The ions from the belt can penetrate about a millimeter into the ice. Electrons reach roughly a centimeter down, but they also emit high-energy photons that can go as far as a meter deep. Regardless of the type of radiation, these high-energy particles will rip electrons off of molecules, thereby “oxidizing” everything on the surface.
This chemical destruction ironically could be vital to any potential life below. The ocean is believed to contain little to no dissolved oxygen (known as a “reducing environment”).

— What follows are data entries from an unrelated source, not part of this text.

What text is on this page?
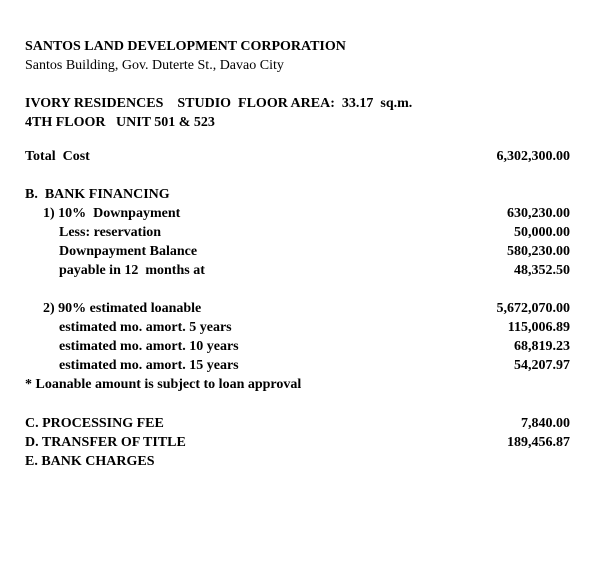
SANTOS LAND DEVELOPMENT CORPORATION
Santos Building, Gov. Duterte St., Davao City

IVORY RESIDENCES    STUDIO  FLOOR AREA:  33.17  sq.m.

4TH FLOOR   UNIT 501 & 523
Total  Cost	6,302,300.00
B.  BANK FINANCING
1) 10%  Downpayment	630,230.00
Less: reservation	50,000.00
Downpayment Balance	580,230.00
payable in 12  months at	48,352.50
2) 90% estimated loanable	5,672,070.00
estimated mo. amort. 5 years	115,006.89
estimated mo. amort. 10 years	68,819.23
estimated mo. amort. 15 years	54,207.97
* Loanable amount is subject to loan approval
C. PROCESSING FEE	7,840.00
D. TRANSFER OF TITLE	189,456.87
E. BANK CHARGES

In such an oxygen-poor bath, life could harvest chemical energy by combining surface oxidants with chemicals in the ocean that react with them (so-called “reductants”).
For such mixing to happen, the same geological process that brings oceanic material up to the surface must also be shuttling surface material down to the ocean.
If this complicated procedure was taking place on Europa, it would be hard to verify since the radiation would destroy all evidence for it on the surface of the moon.
However, all is not lost.
The radiation belts are rotating around Jupiter faster than Europa does. This results in the radiation predominantly striking the trailing hemisphere of the moon—which is always the same portion of the moon since Europa is locked in a synchronous orbit around Jupiter. Moreover, there is a constant stream of micrometeorites landing on the leading hemisphere. These tiny rocks form a regolith layer up to 3 meters thick that could protect oceanic material from incoming radiation.
“Optimizing the search for interesting [molecular] species requires looking for young areas that aren’t heavily irradiated,” Carlson says. “The leading hemisphere is still heavily bombarded and won’t provide pristine samples by itself, but some regions may provide effective topographic shielding.”
One of the goals of the project is to pinpoint these protected regions. Patterson thinks the boundary between trailing and leading hemispheres may be a good target. Here, enough radiation may hit to see some of the positive effects, while enough regolith may be present to shield out most of the negative effects.